Ini bukan kejadian pertama kali dia membentakku setelah selama lima bulan ini kita berpacaran. Setelah aku kenalkan dia sebagai pacarku pada Ayah dan Ibu di bulan ke tiga, tingkahnya jadi sangat posesif dan otoriter.
"Kamu sama Sadam tuh emang sedekat itu ya? Bisa sedikit berjarak gak sama dia? Aku gak suka!"
"Kalau di kantor jangan keseringan ngobrol sama teman-teman cowok kamu dong Sher, takutnya pada baper!"
"Kamu kalau ketawa jangan kenceng-kenceng bisa gak?"
"Yang rapih kalau makan, belepotan!"
"Sher, bisa berdandan agak anggun dikit gak sih? Aku gak suka kamu pake tshirt oversize gini."
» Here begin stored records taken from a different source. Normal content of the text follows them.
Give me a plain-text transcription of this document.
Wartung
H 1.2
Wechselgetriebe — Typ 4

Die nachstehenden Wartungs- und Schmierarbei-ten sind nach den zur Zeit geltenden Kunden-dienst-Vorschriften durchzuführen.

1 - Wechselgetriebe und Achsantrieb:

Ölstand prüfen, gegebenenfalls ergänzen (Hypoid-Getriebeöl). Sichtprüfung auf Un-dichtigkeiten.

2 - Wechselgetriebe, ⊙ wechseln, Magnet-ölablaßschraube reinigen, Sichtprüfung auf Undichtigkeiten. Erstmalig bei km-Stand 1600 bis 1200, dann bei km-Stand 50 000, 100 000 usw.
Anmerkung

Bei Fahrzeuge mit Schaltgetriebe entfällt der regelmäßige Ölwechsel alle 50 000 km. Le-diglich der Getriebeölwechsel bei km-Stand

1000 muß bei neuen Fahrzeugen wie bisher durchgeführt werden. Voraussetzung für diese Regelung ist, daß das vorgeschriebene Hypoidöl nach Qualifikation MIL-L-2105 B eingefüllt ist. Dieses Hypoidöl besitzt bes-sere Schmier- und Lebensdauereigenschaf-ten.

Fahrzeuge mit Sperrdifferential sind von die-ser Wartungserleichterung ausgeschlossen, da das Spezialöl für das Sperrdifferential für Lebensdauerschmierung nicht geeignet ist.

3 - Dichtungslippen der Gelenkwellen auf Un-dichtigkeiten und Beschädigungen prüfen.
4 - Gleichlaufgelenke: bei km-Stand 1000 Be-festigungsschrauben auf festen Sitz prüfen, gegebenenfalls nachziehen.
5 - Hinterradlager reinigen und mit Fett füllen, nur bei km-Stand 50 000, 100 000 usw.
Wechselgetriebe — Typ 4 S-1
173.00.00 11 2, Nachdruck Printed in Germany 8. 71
Dan satu lagi yang aku tidak suka ketika aku dan Haidar berbincang, akan selalu ada kalimat "Ngerti gak?" seolah aku ini begitu bodoh di matanya.
Aku menekan angka tiga di layar handphone ku dan akan langsung tersambung dengan kontak Sadam. Tanpa perlu menunggu lama, telepon ku di angkatnya.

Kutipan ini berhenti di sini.